Weirdly, I think the challenge would be more difficult going to Android than adding graphics while keeping the size down.

It would not at all surprise me to see a near perfect Flappy Bird under 4k (graphics and all) as a PC .com

I'd be curious to see what the minimum size of a simple C program would be. Say something that displayed a pixel that bounced up and down as you tapped.



Do you still accept more optimizations? :-) I believe there are tons of mechanical substitutions that can be made there, for example `i%17?r+=z:r+='|\n|'+z` should simplify into `r+=i%17?z:'|\n|'+z`.



Great work! Good to see what only it takes to run on Android! On the other hand it also shows how much comes "for free" or made easier by using the provided sdks. For example volume control doesn't work while running this. Also resuming the game after switching away. Maybe that's relatively easy to save and restore state, though.



I'm not sure if this is a joke or not, but there's no actual graphics in this besides a yellow ball and green rectangles, while the OP game has actual textured pipes, a textured floor, a background scene. The score counter looks to use a basic system or browser font, while the OP game has a custom font. The OP game has also high score tracking, sharing, a proper main screen instead of just dropping you into gameplay.



Most Android apps are huge because they bundle tons of assets just to accommodate the “initial experience of the user”. Also, using bloat libraries and frameworks (any shipped by Google), increase the apk size.

Nowadays Google offers a solution for this problem called app bundling. It’s especially good if you build a mono app that behaves differently in certain regions. Instead of delivering a raw apk, you deliver a region specific app bundle.



I'm unaware of any apps that behave totally differently in different regions.

Sure - there are sometimes a few disabled features in one region or another, but is that really worth shipping a totally different binary for?

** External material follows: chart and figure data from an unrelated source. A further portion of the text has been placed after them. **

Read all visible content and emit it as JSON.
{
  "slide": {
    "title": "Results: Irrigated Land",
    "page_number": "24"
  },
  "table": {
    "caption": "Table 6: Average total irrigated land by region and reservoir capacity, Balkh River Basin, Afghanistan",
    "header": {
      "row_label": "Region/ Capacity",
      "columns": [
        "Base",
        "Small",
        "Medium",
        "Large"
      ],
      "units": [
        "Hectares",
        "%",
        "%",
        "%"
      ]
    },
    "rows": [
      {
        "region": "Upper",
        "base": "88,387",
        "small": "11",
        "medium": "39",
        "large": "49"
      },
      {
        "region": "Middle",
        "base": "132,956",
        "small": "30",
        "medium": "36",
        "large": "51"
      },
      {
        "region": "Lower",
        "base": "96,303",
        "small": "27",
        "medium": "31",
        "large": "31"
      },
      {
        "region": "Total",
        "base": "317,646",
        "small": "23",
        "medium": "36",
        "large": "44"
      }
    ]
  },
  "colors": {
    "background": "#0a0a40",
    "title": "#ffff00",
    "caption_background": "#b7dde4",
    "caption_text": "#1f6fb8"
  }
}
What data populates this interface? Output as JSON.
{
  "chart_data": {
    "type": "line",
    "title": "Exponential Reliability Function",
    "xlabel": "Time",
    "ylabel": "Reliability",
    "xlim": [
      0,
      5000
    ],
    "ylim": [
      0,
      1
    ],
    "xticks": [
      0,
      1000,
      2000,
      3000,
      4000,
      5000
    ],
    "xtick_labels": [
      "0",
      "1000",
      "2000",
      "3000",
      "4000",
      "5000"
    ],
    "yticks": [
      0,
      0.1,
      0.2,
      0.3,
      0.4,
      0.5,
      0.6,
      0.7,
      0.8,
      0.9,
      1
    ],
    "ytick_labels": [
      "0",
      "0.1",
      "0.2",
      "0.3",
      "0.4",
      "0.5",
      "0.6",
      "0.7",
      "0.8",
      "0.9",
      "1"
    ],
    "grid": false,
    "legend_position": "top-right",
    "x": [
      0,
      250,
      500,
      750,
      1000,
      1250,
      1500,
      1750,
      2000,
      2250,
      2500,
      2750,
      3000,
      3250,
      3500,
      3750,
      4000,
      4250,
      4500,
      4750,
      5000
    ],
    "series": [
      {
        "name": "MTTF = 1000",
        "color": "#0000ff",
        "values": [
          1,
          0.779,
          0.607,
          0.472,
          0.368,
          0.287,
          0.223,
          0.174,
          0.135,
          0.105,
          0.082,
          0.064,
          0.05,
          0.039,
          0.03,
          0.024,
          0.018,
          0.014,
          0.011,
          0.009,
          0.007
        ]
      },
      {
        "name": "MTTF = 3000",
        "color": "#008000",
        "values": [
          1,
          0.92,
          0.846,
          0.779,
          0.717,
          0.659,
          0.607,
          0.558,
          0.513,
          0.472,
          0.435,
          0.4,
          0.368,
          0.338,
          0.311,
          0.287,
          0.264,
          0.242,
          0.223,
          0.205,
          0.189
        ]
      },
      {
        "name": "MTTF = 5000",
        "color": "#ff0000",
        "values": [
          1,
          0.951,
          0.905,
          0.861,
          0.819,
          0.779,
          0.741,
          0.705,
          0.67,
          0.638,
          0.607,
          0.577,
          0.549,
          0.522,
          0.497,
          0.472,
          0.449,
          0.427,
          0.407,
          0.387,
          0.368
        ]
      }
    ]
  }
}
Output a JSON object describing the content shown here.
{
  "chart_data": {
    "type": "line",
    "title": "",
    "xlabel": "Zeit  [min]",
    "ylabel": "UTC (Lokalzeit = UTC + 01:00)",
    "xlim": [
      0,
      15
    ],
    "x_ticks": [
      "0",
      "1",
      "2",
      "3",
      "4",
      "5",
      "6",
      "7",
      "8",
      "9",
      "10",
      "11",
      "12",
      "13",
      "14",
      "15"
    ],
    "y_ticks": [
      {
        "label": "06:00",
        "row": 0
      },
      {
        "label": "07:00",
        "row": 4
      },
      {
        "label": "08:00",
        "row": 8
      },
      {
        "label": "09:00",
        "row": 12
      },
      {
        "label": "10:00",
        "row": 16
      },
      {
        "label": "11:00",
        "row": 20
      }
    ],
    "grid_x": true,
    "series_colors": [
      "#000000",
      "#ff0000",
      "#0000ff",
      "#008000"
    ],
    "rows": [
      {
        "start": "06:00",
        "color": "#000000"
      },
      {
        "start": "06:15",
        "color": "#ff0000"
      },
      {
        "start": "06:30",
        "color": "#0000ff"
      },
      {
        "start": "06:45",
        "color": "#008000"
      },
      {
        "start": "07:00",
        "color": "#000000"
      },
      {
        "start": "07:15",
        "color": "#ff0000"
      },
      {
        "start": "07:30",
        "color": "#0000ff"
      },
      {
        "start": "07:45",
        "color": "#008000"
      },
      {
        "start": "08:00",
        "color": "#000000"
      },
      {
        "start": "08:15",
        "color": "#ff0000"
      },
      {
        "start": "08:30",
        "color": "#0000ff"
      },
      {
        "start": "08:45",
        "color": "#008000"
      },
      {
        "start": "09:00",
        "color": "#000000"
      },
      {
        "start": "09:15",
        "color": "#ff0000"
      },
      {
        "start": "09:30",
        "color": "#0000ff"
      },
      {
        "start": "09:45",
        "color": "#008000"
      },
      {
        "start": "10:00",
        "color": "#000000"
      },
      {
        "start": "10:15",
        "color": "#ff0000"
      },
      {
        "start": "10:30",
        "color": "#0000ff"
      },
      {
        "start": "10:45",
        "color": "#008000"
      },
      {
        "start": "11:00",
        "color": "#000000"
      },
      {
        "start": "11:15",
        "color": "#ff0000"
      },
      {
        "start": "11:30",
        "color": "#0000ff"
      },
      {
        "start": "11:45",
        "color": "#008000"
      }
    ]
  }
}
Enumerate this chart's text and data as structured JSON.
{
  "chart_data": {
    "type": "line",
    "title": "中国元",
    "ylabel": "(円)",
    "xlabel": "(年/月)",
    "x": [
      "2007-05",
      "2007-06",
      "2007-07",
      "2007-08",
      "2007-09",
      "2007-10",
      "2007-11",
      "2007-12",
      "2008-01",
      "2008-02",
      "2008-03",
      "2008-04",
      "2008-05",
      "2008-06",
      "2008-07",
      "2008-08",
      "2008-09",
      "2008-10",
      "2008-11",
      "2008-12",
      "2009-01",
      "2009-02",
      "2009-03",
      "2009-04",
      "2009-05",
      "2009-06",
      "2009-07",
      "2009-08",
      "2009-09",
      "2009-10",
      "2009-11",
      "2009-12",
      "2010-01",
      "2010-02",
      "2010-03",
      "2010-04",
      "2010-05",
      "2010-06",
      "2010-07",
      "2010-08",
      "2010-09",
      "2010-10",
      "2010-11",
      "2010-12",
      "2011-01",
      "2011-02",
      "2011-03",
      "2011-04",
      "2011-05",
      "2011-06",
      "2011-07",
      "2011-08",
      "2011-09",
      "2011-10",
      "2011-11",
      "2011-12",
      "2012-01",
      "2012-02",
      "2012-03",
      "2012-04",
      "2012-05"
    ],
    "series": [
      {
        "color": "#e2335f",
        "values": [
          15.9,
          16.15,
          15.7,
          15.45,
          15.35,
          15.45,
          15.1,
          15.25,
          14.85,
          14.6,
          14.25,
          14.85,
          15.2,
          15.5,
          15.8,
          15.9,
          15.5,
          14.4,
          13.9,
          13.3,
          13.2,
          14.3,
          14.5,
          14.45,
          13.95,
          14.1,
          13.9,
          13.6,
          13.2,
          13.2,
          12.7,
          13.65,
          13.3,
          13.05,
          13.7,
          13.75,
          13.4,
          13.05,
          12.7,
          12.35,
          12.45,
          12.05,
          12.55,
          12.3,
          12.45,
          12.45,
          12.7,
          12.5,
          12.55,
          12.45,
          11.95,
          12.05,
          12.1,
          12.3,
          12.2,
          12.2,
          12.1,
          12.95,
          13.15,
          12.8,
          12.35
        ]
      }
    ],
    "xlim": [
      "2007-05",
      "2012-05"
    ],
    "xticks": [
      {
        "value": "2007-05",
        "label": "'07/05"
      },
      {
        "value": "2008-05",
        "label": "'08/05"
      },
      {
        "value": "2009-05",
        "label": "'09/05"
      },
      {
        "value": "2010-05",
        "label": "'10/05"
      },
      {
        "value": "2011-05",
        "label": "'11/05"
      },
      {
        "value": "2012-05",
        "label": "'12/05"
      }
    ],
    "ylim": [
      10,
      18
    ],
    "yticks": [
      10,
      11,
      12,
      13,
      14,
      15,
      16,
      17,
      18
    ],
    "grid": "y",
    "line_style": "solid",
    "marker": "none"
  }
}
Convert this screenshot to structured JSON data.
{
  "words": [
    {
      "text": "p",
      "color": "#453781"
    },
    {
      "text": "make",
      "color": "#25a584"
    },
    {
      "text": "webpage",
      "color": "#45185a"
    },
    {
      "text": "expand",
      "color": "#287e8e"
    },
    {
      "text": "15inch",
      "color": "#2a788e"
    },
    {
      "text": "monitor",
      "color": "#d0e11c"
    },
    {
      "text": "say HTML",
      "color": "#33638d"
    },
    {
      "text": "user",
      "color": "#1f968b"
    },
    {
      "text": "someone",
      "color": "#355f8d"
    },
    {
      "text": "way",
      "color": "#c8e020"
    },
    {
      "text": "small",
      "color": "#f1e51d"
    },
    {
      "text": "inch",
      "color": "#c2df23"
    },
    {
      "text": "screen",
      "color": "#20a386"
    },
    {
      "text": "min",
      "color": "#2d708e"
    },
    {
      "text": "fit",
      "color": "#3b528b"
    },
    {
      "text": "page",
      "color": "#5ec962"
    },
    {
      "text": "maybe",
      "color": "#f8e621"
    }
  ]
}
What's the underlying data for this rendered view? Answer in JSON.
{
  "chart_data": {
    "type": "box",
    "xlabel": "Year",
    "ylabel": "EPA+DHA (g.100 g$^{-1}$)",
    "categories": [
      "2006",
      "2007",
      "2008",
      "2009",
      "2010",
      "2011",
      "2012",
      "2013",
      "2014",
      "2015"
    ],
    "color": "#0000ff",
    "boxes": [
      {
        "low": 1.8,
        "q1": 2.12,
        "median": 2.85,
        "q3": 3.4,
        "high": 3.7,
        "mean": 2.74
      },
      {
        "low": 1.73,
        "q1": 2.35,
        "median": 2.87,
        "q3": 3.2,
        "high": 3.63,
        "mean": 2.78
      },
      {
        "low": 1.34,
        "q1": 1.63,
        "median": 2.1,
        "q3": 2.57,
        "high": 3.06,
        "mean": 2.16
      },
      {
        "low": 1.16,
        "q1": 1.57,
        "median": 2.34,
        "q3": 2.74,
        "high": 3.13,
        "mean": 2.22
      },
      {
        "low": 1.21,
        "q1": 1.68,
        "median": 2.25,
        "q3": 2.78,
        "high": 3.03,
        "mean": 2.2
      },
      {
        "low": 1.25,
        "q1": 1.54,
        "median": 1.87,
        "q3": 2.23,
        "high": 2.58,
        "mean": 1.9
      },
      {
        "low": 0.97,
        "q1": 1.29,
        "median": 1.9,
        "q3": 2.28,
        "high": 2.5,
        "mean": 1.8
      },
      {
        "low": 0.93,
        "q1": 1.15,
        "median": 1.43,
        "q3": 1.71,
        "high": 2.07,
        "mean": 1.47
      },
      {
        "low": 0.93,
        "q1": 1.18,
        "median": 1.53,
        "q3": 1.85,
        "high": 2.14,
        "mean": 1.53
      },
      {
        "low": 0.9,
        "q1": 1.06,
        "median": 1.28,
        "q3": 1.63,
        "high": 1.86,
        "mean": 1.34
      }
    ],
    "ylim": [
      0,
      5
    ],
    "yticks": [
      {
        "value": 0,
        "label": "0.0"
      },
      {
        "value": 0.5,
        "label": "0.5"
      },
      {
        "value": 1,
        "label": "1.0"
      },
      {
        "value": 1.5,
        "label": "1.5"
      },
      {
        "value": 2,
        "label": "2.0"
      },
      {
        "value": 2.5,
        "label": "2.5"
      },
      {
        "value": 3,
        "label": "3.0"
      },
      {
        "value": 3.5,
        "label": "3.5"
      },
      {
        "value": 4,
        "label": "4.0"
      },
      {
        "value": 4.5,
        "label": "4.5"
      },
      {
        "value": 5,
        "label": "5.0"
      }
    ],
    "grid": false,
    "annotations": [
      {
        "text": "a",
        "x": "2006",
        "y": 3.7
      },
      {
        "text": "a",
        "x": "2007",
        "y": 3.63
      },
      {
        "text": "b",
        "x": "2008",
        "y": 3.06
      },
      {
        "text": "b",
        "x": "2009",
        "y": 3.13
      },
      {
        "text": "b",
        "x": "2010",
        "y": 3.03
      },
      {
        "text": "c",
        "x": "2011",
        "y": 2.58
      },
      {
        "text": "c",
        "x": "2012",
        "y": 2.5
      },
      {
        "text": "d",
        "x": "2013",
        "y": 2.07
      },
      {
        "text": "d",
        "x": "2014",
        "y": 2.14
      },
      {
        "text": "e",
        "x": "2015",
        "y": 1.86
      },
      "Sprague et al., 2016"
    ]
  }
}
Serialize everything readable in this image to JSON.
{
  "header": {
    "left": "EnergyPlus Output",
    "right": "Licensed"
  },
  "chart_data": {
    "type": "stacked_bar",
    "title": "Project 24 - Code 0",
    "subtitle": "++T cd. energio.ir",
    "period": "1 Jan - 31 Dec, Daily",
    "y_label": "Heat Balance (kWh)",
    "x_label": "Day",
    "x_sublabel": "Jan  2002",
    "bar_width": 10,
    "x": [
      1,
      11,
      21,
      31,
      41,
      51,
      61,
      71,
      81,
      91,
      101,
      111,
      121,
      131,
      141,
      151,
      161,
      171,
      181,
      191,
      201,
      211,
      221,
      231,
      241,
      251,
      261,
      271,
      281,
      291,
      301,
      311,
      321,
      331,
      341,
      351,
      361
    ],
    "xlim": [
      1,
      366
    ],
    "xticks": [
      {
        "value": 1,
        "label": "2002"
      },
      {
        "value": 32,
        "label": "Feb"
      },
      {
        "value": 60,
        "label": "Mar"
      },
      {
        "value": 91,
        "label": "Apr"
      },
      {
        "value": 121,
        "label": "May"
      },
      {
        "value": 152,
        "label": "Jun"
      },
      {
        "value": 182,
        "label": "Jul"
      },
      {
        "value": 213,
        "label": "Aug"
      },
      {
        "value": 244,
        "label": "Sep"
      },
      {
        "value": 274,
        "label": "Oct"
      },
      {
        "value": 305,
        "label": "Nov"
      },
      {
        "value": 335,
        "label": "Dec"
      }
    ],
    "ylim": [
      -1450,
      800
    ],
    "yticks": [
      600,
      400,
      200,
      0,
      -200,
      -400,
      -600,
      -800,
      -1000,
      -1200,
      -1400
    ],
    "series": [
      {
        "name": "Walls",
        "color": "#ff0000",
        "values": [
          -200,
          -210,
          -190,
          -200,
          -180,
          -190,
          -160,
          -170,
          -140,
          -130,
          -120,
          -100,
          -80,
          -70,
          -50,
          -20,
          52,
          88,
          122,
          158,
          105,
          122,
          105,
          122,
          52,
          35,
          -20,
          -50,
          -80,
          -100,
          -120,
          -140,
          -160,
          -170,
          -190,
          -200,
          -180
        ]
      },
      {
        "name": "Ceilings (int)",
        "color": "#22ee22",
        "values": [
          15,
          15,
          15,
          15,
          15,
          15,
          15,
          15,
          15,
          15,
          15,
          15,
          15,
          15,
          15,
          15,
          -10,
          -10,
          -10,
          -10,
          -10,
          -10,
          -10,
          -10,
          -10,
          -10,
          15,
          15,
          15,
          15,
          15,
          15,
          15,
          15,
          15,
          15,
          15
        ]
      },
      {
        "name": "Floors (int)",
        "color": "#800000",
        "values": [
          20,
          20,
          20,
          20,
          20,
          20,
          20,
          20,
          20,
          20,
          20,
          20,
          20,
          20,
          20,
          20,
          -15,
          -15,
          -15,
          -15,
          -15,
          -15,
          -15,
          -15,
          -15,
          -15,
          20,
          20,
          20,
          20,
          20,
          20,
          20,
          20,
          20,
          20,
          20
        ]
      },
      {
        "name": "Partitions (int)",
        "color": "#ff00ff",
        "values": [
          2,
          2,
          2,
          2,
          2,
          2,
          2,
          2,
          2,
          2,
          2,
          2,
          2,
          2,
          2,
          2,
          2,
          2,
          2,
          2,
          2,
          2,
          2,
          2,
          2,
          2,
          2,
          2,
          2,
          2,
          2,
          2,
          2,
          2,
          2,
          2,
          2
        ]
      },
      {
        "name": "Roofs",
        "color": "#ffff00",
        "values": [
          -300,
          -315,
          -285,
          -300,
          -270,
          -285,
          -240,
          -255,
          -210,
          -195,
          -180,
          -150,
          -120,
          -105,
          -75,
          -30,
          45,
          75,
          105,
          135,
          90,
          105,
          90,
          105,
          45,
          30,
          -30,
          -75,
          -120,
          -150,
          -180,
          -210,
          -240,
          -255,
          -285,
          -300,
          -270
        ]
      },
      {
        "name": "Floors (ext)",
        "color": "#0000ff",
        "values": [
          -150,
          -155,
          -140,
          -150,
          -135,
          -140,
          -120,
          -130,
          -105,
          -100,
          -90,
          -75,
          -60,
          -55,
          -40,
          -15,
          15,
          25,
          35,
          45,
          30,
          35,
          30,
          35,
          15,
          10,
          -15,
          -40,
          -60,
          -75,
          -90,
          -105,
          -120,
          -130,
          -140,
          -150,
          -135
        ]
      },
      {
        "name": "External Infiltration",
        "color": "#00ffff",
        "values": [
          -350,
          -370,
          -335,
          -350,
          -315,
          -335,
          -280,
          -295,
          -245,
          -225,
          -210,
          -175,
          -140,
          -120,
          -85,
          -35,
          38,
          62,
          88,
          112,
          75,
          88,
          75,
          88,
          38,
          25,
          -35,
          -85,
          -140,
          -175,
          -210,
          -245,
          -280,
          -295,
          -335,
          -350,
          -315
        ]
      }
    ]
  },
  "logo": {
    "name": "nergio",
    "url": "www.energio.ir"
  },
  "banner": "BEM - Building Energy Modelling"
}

Even language packs can be tiny even for 200+ languages if they're pure text.

It's only when you get language/region specific artwork that there's a problem.



I made a sub-100k Android app once (I am now banned from the Play Store, and I should be lucky they didn't delete my Gmail account too) and every time I opened the IDE (Android Studio at the time) it would automatically add a Google "support library" to the project that Google obviously wanted to force me to use. If I forgot to remove it and built the app, it would be closer to 10MB. So that was the minimum size of almost every Android app at the time.



On a technicality, yes, but I think most developers who use it do so because of the large collection of React-style user interface components which are built into it. Now that Jetpack Compose exists (which allows for traditional Java-based widgets to be used in a 'reactive' way), personally I don't see any reason to use Flutter. That 'drawing directly' aspect puts Flutter apps several years behind in terms of performance, accessibility and reliability, since pretty much everything in the Android API needs to be reimplemented in Dart.



Interesting to see what a Windows-based project looks like. I haven't used Windows for ages. Seeing the .bat files and vsproj files gave me nostalgic feelings.



i realised recently, there is a correlation between the file size of a game and how likely i am to enjoy it.

the smaller the file size the more likely i am to enjoy it. and the opposite is true.

i think part of it is time investment. having less time. i dont see much value in 60gb of 4k graphics textures.

pac man on the atari or snes is maybe less than 100kb, while modern pac man could be easily 10gb or more. same for tetris or any game with the same gameplay that hasn't changed much.